We’ve all seen the chatbot that pops up as soon as we reach a website, asking how it can help us with our real estate needs. There are already a number of chatbots focused on helping real estate agents source and nurture leads through the power of artificial intelligence (here’s one example). These tools can analyze prospects’ interests and provide them with similar listings or answer simple questions about the purchasing process, while looping you in when the customer is ready to talk to a real person. But the real secret is to allow users to interact first. Let the customer send the first message, so that the chatbot can become a useful tool instead of an intrusive annoyance. Another important rule is to ensure you’re always honest about when someone is talking to a bot. Program a message that kindly greets your prospect and tells them how to reach out to a real person, once that step becomes necessary. Otherwise, the conversation may seem downright creepy.
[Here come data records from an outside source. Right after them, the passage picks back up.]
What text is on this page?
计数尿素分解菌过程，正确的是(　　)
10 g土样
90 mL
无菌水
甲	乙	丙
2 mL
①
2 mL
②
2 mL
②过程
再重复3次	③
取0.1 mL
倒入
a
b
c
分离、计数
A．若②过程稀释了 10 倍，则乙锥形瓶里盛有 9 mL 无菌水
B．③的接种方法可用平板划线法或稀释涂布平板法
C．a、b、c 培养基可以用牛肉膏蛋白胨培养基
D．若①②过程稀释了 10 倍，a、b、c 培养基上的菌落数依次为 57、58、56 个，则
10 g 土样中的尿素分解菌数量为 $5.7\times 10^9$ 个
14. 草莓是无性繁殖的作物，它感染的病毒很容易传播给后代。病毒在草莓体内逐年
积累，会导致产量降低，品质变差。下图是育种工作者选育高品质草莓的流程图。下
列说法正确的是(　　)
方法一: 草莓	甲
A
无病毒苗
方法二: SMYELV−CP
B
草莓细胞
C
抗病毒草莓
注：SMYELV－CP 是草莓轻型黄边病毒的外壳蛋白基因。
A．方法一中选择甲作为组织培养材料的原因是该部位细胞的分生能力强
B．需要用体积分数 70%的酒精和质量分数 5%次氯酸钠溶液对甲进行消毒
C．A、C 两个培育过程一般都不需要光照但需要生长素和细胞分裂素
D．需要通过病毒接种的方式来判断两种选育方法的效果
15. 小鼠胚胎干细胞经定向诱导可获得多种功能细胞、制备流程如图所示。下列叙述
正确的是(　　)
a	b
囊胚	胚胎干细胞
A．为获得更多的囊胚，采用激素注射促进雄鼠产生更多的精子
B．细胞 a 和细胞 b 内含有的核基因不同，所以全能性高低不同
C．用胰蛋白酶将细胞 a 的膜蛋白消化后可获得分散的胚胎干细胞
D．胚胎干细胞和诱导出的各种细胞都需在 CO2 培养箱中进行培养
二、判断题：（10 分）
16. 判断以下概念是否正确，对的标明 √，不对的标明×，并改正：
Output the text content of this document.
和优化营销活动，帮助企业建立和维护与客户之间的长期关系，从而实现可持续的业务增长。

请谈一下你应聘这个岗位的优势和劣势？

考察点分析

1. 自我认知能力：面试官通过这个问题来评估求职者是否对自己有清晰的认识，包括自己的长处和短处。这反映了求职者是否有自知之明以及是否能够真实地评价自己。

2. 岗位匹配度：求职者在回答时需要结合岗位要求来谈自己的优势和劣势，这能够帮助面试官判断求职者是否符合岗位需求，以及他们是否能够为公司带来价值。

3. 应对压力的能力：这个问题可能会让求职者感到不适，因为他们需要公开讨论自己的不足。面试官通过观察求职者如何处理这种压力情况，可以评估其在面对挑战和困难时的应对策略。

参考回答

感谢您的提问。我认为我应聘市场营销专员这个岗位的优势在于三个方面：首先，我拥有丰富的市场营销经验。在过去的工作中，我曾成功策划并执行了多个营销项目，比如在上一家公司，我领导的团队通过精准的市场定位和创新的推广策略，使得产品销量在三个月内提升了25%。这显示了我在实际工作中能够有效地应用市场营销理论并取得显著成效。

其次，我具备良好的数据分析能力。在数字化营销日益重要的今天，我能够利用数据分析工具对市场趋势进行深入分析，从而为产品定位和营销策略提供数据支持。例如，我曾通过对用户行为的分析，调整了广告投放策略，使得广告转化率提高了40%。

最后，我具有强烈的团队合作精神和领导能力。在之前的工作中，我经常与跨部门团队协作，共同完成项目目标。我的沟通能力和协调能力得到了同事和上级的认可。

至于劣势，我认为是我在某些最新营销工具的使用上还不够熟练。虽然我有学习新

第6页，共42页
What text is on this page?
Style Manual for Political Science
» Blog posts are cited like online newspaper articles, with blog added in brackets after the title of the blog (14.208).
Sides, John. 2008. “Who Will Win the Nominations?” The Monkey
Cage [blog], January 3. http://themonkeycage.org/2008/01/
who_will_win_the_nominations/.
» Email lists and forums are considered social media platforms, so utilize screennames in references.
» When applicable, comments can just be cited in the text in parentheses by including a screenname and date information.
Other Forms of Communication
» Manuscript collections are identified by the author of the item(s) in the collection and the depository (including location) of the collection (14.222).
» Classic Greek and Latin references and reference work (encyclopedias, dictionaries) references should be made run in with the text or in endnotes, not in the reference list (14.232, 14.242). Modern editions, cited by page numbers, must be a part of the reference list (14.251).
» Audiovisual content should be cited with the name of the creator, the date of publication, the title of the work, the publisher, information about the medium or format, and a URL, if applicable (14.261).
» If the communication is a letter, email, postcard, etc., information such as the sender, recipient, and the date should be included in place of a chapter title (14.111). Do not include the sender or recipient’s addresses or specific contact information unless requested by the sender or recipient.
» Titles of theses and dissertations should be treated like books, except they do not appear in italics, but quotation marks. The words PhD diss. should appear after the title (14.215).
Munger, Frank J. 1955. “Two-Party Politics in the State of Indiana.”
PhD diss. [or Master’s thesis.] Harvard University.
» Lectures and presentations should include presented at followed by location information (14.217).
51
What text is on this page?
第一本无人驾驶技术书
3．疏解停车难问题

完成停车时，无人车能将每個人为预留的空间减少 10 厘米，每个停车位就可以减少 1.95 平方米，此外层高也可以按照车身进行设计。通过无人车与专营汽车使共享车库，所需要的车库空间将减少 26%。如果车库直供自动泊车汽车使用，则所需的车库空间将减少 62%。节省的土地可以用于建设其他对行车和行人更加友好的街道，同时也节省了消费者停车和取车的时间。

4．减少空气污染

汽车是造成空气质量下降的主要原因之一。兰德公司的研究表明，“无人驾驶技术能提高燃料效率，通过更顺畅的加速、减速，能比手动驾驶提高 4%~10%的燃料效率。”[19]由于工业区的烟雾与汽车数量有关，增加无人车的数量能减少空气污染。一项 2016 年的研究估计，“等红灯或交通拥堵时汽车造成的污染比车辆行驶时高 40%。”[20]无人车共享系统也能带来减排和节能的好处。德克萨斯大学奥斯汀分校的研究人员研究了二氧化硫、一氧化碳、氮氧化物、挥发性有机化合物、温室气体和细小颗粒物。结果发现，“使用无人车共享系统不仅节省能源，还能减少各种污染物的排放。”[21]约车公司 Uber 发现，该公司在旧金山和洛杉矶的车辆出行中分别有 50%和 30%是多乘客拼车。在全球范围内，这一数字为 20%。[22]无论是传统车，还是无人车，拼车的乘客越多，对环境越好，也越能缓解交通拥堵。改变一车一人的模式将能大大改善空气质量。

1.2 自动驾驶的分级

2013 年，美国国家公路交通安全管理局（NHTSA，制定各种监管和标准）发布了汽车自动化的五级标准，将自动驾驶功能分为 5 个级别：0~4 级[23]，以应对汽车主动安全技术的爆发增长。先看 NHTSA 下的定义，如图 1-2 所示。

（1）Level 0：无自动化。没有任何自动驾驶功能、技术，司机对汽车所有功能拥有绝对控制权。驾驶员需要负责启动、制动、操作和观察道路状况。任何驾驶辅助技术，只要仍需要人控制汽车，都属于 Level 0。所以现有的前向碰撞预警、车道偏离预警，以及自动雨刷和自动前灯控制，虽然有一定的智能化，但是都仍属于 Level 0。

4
Nothing can replace the personal, human touch that you add to your brand. When it comes to direct customer engagement, you should answer messages and comments personally, rather than sending automated content. Remember, your marketing automation tools are meant to be an extension of you, not a replacement. But as long as you monitor your content’s performance and tweak it as needed, marketing automation can drastically expand your reach, deliver more sales-ready leads, and delight your audience.